Trent Lapinski
Feb 17, 2017 · 2 min read
  1. Money. Silicon Valley uses money as validation and the gateway to access their user bases. Trump spent tens of millions of dollars on ads on these platforms, and these companies all profited from the revenue. Had they rejected the money, and not allowed Trump to advertise they would have been publicly called out and possibly even sued. The social networks needed the revenue. While they couldn’t censor Trump from their ad platforms, many of them, such as Twitter and Facebook did censor conservative users and news. Meanwhile Google potentially fixed search results to benefit Hillary Clinton. So the tech companies did fight back against Trump and his supporters and attempted to influence the election in Hillary’s favor, but were greedy and sold access to their data and users to Trump anyway. They also likely didn’t understand the full capabilities of Cambridge Analytica and never had someone use machine learning before to game their systems and algorithms with such precision and accuracy. What Trump and Bannon potentially accomplished costs tens of millions in data and analytics in the first place.

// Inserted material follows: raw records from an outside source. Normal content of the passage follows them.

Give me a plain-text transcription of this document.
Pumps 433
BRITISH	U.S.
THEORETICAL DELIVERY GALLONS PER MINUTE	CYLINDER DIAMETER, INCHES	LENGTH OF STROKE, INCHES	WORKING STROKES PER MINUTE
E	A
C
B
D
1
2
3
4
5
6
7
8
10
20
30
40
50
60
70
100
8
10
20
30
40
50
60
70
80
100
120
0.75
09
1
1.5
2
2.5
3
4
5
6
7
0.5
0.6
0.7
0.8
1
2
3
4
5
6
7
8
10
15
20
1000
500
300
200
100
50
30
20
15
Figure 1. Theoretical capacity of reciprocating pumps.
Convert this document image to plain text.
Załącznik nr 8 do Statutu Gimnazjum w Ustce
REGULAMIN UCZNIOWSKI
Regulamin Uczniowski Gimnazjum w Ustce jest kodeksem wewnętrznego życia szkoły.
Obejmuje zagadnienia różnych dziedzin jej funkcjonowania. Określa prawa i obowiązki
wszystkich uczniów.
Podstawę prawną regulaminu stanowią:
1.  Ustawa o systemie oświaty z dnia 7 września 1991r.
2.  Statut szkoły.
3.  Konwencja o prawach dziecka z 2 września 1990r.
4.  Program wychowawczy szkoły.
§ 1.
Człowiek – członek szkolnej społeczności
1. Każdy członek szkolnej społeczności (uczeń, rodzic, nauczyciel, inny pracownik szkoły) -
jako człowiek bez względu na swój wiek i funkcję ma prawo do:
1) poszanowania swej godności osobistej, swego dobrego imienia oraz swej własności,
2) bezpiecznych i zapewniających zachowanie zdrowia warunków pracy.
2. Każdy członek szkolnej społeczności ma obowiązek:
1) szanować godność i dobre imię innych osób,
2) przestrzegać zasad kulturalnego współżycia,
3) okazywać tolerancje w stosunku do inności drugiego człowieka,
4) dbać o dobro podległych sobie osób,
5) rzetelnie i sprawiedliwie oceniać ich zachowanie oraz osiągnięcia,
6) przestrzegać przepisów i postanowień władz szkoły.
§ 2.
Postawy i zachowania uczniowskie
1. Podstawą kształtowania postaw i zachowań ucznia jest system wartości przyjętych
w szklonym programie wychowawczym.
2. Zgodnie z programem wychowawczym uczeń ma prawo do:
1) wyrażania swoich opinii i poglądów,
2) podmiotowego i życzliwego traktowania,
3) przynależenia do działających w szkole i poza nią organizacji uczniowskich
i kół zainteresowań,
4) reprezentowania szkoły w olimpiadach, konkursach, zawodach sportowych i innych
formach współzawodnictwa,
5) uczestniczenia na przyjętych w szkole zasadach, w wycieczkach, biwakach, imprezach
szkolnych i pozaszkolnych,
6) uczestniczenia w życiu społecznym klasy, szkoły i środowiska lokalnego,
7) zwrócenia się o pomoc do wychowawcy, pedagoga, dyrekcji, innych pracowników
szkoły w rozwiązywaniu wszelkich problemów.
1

  2. Don’t know about this. It’s hard to say what ethical lines were crossed if any. I would argue CTR was equally as unethical or even more unethical than anything Trump’s campaign did. There’s simply no evidence Trump used his potential social media influence as speculated in this article to necessarily spread fake news. It’s possible because of Wikileaks they were merely amplifying true information that was ignored by the mainstream media. I would still classify it as a form of propaganda, but not all propaganda is created equally.
  3. There’s factions within all these groups that pick sides. It happens. I don’t buy the Russian hacking narrative, the publicly available evidence is inconclusive at best. It’s far more likely Trump’s team bought or leased social media botnets that happened to originate from hacking groups in Russia and the Ukraine to amplify certain messages which would explain the evidence found by cyber security firms. This scenario is much more plausible than the Russian hacking narrative presented by the media.
  4. I consider all possibilities, evidence, and probabilities.